Perjanjian terancam mengalami kebuntuan ketika Amerika Serikat tidak menemukan kata sepakat dengan Cina mengenai pengurangan emisi-nya. Kedua negara sama-sama melakukan strategi contending dalam perundingan. Cina enggan menurunkan emisinya di sela-sela perundingan, begitupun dengan Amerika Serikat. Sikap kedua negara wajar dilakukan mengingat kepentingan nasional kedua negara karena saat ini Cina merupakan negara industri yang mengalami pertumbuhan yang tercepat di dunia, dan Amerika Serikat yang notabene merupakan negera industri maju.

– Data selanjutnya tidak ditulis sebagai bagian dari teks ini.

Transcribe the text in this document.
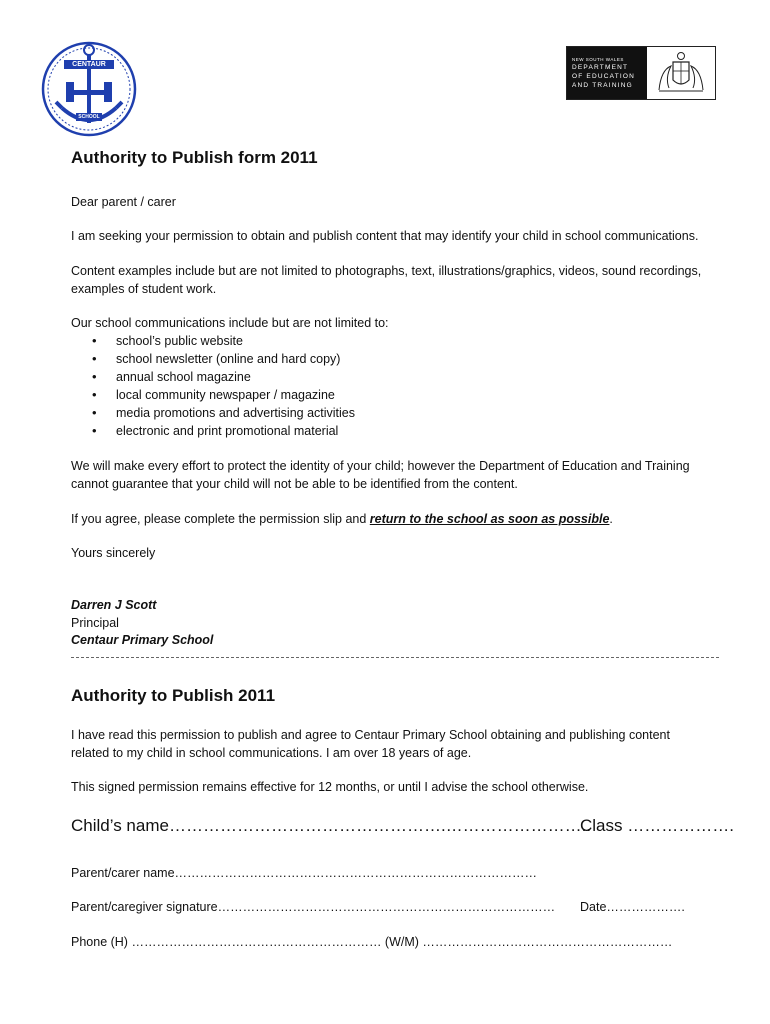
CENTAUR
SCHOOL
NEW SOUTH WALES
DEPARTMENT
OF EDUCATION
AND TRAINING
Authority to Publish form 2011
Dear parent / carer
I am seeking your permission to obtain and publish content that may identify your child in school communications.
Content examples include but are not limited to photographs, text, illustrations/graphics, videos, sound recordings,
examples of student work.
Our school communications include but are not limited to:
• school’s public website
• school newsletter (online and hard copy)
• annual school magazine
• local community newspaper / magazine
• media promotions and advertising activities
• electronic and print promotional material
We will make every effort to protect the identity of your child; however the Department of Education and Training
cannot guarantee that your child will not be able to be identified from the content.
If you agree, please complete the permission slip and return to the school as soon as possible.
Yours sincerely
Darren J Scott
Principal
Centaur Primary School
Authority to Publish 2011
I have read this permission to publish and agree to Centaur Primary School obtaining and publishing content
related to my child in school communications. I am over 18 years of age.
This signed permission remains effective for 12 months, or until I advise the school otherwise.
Child’s name………………………………………….……………………..
Class ……………….
Parent/carer name……………………………………………………………………………
Parent/caregiver signature……………………………………………………………………… Date……………….
Phone (H) …………………………………………………… (W/M) ……………………………………………………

Keputusan Kopenhagen atau Copenhagen Accord tidak mengikat secara hukum negara-negara maju untuk menurunkan emisi dalam jumlah besar, seperti permintaan yang muncul selama negosiasi. Keputusan Kopenhagen diambil untuk menghindari konferensi tidak menghasilkan apapun. Keputusan ini tidak mencapai keputusan yang mengikat secara hukum (legally binding agreement) tapi hanya berupa keputusan (decision) yang merupakan hasil paling lemah dalam sebuah konferensi multilateral. Walaupun Draft keputusan COP tersebut lebih baik dibandingkan "Bali Action Plan" sebagai hasil COP ke-13 2007, yaitu telah menyebutkan angka berupa penanganan dampak perubahan iklim harus bisa menahan temperatur global dibawah dua derajat celcius pada 2020 dan jumlah sumber dana sampai 100 miliar dolar AS pada 2020 untuk penanganan dampak perubahan iklim, namun keputusan ini menandakan bahwa rejim tidak bisa memaksakan negara-negara maju untuk menurunkan emisi dalam jumlah besar sehingga sangat dikhawatirkan bahwa negara-negara maju dengan mudahnya akan defect dalam kasus perubahan iklim karena tidak ada ketentuan hukum di dalamnya, yang bisa mengancam nasib bumi dan makhluk hidup yang ada di dalamnya. Hal itu gampang terjadi karena sifat negara yang sangat realis untuk mencapai kepentingan nasionalnya. Bumi kita tidak bisa menunggu lama lagi, kita tidak bisa berdiam diri lagi, walaupun kita memerlukan sistem internasional untuk menyelesaikan masalah perubahan iklim, namun aksi individu setiap masyarakat internasional dengan hidup dengan gaya ramah lingkungan setidaknya bisa memberikan kontribusi untuk mempertahankan bumi sampai ditemukan kata sepakat oleh 194 negara di dunia untuk menghasilkan keputusan yang jelas dan mengikat untuk menyelematkan bumi, mudah-mudaha bisa terealisasi di Korea tahun 2012. Ayo Selamatkan Bumi Kita.